To address the incremental learning issues in NFS models such as a DENFIS, Chang, Talei [109] adopted the self-adaptive fuzzy inference network (SaFIN) for rainfall–runoff modeling applications in three distinct catchments located in China, Sweden, and Australia. The learning mechanism in a SaFIN is a self-organizing neural fuzzy system capable of local learning [100]. The clustering technique in a SaFIN is categorical learning-induced partitioning (CLIP), which updates the model for incoming data. A SaFIN has a self-automated rule generation system that runs through the partitioned data by CLIP at two stages.
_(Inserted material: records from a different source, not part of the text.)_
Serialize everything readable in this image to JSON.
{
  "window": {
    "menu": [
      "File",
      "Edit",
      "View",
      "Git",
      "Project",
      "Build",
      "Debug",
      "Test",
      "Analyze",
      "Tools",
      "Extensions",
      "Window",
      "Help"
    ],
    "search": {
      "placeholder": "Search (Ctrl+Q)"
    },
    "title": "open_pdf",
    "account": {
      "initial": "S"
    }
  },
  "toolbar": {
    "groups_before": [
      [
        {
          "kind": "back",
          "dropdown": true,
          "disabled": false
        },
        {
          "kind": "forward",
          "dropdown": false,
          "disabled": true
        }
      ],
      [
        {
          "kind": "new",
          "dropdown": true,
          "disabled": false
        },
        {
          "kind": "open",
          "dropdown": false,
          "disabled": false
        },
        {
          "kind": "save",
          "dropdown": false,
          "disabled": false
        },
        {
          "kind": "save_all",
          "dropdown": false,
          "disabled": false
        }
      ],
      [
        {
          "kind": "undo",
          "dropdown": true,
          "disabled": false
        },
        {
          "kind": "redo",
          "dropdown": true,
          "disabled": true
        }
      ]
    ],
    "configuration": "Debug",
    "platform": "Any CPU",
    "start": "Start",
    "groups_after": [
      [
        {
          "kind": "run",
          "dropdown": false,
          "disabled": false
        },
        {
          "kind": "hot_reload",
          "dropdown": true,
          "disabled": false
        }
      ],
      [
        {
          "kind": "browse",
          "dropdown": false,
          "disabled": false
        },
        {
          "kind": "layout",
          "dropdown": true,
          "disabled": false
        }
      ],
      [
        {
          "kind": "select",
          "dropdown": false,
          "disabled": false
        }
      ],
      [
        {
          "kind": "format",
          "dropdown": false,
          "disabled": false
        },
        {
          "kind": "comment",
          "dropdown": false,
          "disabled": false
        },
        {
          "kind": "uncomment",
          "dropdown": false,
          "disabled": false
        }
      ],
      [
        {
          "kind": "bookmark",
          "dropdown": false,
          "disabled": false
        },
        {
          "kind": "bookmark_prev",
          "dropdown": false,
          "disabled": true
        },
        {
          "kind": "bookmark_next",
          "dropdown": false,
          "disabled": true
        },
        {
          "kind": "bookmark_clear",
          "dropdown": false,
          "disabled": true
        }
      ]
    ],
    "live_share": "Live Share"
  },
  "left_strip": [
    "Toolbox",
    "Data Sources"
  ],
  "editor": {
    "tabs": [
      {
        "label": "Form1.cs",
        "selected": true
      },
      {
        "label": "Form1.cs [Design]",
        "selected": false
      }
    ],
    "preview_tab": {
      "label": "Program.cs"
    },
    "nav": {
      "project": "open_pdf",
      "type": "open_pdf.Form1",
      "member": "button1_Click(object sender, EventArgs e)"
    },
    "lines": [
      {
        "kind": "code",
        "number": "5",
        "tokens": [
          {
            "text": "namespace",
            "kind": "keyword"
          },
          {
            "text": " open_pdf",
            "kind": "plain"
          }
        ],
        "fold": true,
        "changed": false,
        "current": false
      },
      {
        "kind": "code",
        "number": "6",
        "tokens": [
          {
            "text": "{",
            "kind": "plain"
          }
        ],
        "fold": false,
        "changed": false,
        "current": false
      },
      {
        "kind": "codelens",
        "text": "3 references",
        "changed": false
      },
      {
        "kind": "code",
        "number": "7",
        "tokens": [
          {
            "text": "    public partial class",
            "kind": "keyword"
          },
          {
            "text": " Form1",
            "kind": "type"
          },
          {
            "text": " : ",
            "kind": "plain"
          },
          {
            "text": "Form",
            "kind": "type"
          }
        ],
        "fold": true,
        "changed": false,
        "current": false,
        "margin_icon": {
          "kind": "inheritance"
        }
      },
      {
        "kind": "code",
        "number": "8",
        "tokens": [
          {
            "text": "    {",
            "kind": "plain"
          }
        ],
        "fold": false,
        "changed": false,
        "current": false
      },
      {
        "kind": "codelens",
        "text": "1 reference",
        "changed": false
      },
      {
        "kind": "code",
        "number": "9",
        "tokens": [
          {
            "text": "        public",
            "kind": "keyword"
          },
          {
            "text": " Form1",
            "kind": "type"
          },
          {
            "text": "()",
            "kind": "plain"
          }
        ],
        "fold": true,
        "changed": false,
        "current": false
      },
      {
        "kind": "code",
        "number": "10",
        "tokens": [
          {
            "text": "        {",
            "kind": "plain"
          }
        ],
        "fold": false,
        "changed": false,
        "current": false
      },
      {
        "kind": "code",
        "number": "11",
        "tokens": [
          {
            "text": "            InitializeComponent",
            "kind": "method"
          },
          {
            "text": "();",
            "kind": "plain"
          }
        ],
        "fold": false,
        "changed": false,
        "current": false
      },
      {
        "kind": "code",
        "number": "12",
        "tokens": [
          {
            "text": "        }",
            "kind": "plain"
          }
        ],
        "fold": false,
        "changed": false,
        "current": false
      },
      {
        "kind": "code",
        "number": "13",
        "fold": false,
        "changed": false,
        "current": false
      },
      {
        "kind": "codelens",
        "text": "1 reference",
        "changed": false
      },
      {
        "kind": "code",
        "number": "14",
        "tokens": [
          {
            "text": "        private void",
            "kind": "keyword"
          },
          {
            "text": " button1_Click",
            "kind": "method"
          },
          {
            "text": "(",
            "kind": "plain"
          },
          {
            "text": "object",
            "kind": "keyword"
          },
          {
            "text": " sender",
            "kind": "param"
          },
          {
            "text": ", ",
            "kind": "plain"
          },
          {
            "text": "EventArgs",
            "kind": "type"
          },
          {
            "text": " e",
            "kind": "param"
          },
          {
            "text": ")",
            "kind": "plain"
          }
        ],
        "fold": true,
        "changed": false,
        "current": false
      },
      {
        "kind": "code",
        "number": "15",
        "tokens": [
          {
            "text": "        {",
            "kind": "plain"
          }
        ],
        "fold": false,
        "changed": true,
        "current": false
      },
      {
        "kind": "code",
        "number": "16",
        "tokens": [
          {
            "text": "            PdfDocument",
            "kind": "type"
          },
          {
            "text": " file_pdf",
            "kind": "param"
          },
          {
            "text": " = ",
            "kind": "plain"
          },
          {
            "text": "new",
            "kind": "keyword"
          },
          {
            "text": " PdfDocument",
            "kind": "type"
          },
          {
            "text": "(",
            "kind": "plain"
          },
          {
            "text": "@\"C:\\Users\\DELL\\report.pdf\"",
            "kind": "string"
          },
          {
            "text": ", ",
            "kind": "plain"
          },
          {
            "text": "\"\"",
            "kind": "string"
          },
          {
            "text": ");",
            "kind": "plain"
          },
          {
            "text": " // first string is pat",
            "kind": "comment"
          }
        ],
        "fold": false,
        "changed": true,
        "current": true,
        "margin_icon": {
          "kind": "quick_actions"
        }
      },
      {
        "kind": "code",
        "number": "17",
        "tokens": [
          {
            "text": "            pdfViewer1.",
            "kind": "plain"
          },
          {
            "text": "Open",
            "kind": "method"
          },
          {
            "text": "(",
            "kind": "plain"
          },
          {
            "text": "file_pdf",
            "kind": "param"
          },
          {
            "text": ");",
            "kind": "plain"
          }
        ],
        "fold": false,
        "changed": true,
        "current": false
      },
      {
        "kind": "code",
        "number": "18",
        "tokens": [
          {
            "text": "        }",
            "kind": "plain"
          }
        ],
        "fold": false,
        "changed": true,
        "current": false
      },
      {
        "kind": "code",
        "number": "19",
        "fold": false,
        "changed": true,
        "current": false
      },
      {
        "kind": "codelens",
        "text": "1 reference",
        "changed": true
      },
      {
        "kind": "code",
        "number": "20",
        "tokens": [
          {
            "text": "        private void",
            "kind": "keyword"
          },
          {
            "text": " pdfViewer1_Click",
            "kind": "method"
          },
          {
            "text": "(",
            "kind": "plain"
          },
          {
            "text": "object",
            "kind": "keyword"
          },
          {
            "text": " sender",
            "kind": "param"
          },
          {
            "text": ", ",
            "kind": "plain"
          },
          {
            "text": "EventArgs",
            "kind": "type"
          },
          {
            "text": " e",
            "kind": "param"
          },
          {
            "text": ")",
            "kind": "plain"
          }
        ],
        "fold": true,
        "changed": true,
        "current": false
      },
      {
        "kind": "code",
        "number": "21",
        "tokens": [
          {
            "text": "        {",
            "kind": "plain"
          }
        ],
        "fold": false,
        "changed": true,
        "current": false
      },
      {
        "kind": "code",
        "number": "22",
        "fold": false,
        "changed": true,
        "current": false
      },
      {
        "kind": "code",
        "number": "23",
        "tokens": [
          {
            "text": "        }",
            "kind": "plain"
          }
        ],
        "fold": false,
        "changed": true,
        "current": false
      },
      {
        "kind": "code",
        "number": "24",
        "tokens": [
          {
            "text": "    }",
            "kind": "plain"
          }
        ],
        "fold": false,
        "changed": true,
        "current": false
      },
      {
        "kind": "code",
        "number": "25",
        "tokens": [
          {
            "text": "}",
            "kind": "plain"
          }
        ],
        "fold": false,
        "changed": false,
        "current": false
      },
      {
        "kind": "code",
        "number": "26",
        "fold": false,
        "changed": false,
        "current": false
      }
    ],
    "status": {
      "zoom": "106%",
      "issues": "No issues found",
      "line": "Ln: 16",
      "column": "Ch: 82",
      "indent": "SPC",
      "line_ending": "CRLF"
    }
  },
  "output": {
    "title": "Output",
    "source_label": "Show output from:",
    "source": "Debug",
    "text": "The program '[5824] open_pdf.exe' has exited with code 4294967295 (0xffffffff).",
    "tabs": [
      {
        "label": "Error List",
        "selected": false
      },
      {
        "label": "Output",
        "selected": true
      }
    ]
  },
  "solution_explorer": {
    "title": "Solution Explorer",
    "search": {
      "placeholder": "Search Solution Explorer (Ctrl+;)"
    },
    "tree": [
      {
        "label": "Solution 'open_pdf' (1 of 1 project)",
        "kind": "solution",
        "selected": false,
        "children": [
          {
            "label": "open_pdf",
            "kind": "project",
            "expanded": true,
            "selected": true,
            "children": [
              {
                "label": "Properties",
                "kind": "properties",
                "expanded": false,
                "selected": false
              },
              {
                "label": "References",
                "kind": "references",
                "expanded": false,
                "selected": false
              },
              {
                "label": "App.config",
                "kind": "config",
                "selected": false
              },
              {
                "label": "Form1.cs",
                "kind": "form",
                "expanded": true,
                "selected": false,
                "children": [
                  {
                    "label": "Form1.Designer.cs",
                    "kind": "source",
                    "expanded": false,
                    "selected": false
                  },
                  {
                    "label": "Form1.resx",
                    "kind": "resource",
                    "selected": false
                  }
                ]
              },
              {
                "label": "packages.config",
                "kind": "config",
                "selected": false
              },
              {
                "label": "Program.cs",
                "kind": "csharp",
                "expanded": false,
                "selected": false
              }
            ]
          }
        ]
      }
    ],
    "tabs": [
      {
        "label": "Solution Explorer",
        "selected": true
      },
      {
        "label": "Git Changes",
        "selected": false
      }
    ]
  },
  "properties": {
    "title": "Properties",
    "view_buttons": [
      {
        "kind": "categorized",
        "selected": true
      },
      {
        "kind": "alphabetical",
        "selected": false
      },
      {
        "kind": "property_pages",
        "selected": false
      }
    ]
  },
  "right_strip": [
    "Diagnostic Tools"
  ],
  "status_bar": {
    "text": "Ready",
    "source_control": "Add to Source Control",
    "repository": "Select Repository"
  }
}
The first stage is the rule generation using the created clusters by CLIP. Then, in the second stage, a rule-pruning mechanism gets activated to check the rules for consistency. Once an inconsistency is identified, the rule-pruning algorithm removes the more obsolete rule. To date, a SaFIN has been compared with a DENFIS for rainfall–runoff modeling in five catchments with different sizes and types. Table 1 summarizes the performance of a SaFIN and DENFIS in these catchments in terms of the Nash–Sutcliffe coefficient of efficiency (CE), R2, RMSE, and MAE. As can be seen, the SaFIN consistently outperformed the DENFIS in all catchments in terms of different performance criteria.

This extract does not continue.